The families of Syria’s disappeared have put up posters in Damascus desperately pleading for information [Getty]
The Syrian Network for Human Rights (SNHR) has said that over 177,000 people in the country are now officially classified as forcibly disappeared.
In a new report released on the 14th anniversary of the 2011 Syrian uprising against the regime of ousted President Bashar al-Assad, SNHR said that it had increased the number of people it had previously classified as forcibly disappeared to 177,021.
These include 160,123 forcibly disappeared by Assad regime forces. Of these, 3,736 were children and 8,014 were women.
SNHR said 16,898 people were forcibly disappeared by other parties to the conflict, which over 14 years of conflict have included the Islamic State extremist group, the Kurdish-led Syrian Democratic Forces, and the Islamist Hay’at Tahrir al-Sham group which spearheaded the Syrian rebel assault which overthrew Assad in December 2024.
Last December, SNHR said that of the 136,614 people it had documented as forcibly disappeared at the time, only around 24,000 had been found in the Assad regime’s jails. The rest were most likely dead, SNHR director Fadel Abdul Ghany said.
Thousands of prisoners were freed from the regime’s prisons following the rebel assault but many more were not found, despite desperate appeals from their families for information.
SNHR also said in the report that it had documented the killing of 234,415 civilians throughout the Syrian conflict, which began in March 2011, following the brutal suppression of protests by the Assad regime.
It said that 202,012 civilians had been killed by regime forces while 32,133 had been killed by other parties to the conflict.

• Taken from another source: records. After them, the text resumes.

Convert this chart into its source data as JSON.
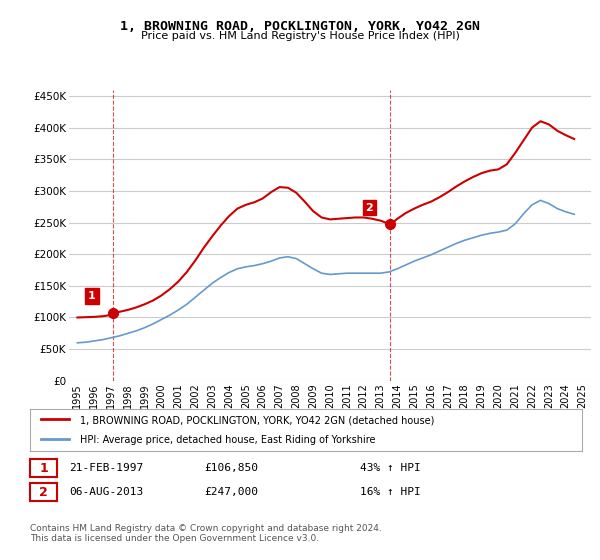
{
  "title": "1, BROWNING ROAD, POCKLINGTON, YORK, YO42 2GN",
  "subtitle": "Price paid vs. HM Land Registry's House Price Index (HPI)",
  "legend_label_red": "1, BROWNING ROAD, POCKLINGTON, YORK, YO42 2GN (detached house)",
  "legend_label_blue": "HPI: Average price, detached house, East Riding of Yorkshire",
  "transaction1_label": "1",
  "transaction1_date": "21-FEB-1997",
  "transaction1_price": "£106,850",
  "transaction1_hpi": "43% ↑ HPI",
  "transaction2_label": "2",
  "transaction2_date": "06-AUG-2013",
  "transaction2_price": "£247,000",
  "transaction2_hpi": "16% ↑ HPI",
  "footer": "Contains HM Land Registry data © Crown copyright and database right 2024.\nThis data is licensed under the Open Government Licence v3.0.",
  "ylim": [
    0,
    460000
  ],
  "yticks": [
    0,
    50000,
    100000,
    150000,
    200000,
    250000,
    300000,
    350000,
    400000,
    450000
  ],
  "red_color": "#cc0000",
  "blue_color": "#6699cc",
  "transaction_dot_color": "#cc0000",
  "vline_color": "#cc0000",
  "grid_color": "#cccccc",
  "bg_color": "#ffffff",
  "marker1_x": 1997.12,
  "marker1_y": 106850,
  "marker2_x": 2013.59,
  "marker2_y": 247000,
  "red_x": [
    1995.0,
    1995.5,
    1996.0,
    1996.5,
    1997.0,
    1997.12,
    1997.5,
    1998.0,
    1998.5,
    1999.0,
    1999.5,
    2000.0,
    2000.5,
    2001.0,
    2001.5,
    2002.0,
    2002.5,
    2003.0,
    2003.5,
    2004.0,
    2004.5,
    2005.0,
    2005.5,
    2006.0,
    2006.5,
    2007.0,
    2007.5,
    2008.0,
    2008.5,
    2009.0,
    2009.5,
    2010.0,
    2010.5,
    2011.0,
    2011.5,
    2012.0,
    2012.5,
    2013.0,
    2013.59,
    2014.0,
    2014.5,
    2015.0,
    2015.5,
    2016.0,
    2016.5,
    2017.0,
    2017.5,
    2018.0,
    2018.5,
    2019.0,
    2019.5,
    2020.0,
    2020.5,
    2021.0,
    2021.5,
    2022.0,
    2022.5,
    2023.0,
    2023.5,
    2024.0,
    2024.5
  ],
  "red_y": [
    100000,
    100500,
    101000,
    102000,
    104000,
    106850,
    109000,
    112000,
    116000,
    121000,
    127000,
    135000,
    145000,
    157000,
    172000,
    190000,
    210000,
    228000,
    245000,
    260000,
    272000,
    278000,
    282000,
    288000,
    298000,
    306000,
    305000,
    297000,
    283000,
    268000,
    258000,
    255000,
    256000,
    257000,
    258000,
    258000,
    256000,
    253000,
    247000,
    256000,
    265000,
    272000,
    278000,
    283000,
    290000,
    298000,
    307000,
    315000,
    322000,
    328000,
    332000,
    334000,
    342000,
    360000,
    380000,
    400000,
    410000,
    405000,
    395000,
    388000,
    382000
  ],
  "blue_x": [
    1995.0,
    1995.5,
    1996.0,
    1996.5,
    1997.0,
    1997.5,
    1998.0,
    1998.5,
    1999.0,
    1999.5,
    2000.0,
    2000.5,
    2001.0,
    2001.5,
    2002.0,
    2002.5,
    2003.0,
    2003.5,
    2004.0,
    2004.5,
    2005.0,
    2005.5,
    2006.0,
    2006.5,
    2007.0,
    2007.5,
    2008.0,
    2008.5,
    2009.0,
    2009.5,
    2010.0,
    2010.5,
    2011.0,
    2011.5,
    2012.0,
    2012.5,
    2013.0,
    2013.5,
    2014.0,
    2014.5,
    2015.0,
    2015.5,
    2016.0,
    2016.5,
    2017.0,
    2017.5,
    2018.0,
    2018.5,
    2019.0,
    2019.5,
    2020.0,
    2020.5,
    2021.0,
    2021.5,
    2022.0,
    2022.5,
    2023.0,
    2023.5,
    2024.0,
    2024.5
  ],
  "blue_y": [
    60000,
    61000,
    63000,
    65000,
    68000,
    71000,
    75000,
    79000,
    84000,
    90000,
    97000,
    104000,
    112000,
    121000,
    132000,
    143000,
    154000,
    163000,
    171000,
    177000,
    180000,
    182000,
    185000,
    189000,
    194000,
    196000,
    193000,
    185000,
    177000,
    170000,
    168000,
    169000,
    170000,
    170000,
    170000,
    170000,
    170000,
    172000,
    177000,
    183000,
    189000,
    194000,
    199000,
    205000,
    211000,
    217000,
    222000,
    226000,
    230000,
    233000,
    235000,
    238000,
    248000,
    264000,
    278000,
    285000,
    280000,
    272000,
    267000,
    263000
  ],
  "xtick_years": [
    1995,
    1996,
    1997,
    1998,
    1999,
    2000,
    2001,
    2002,
    2003,
    2004,
    2005,
    2006,
    2007,
    2008,
    2009,
    2010,
    2011,
    2012,
    2013,
    2014,
    2015,
    2016,
    2017,
    2018,
    2019,
    2020,
    2021,
    2022,
    2023,
    2024,
    2025
  ]
}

The total number of people killed is estimated to be much higher, at over 500,000, but most of these have not been documented by the SNHR.
The SNHR said that its latest report comes during a long awaited transition period following Assad regime rule, and added that the Syrian people had “suffered enormous human and economic losses and made great sacrifices for freedom, dignity, and justice”.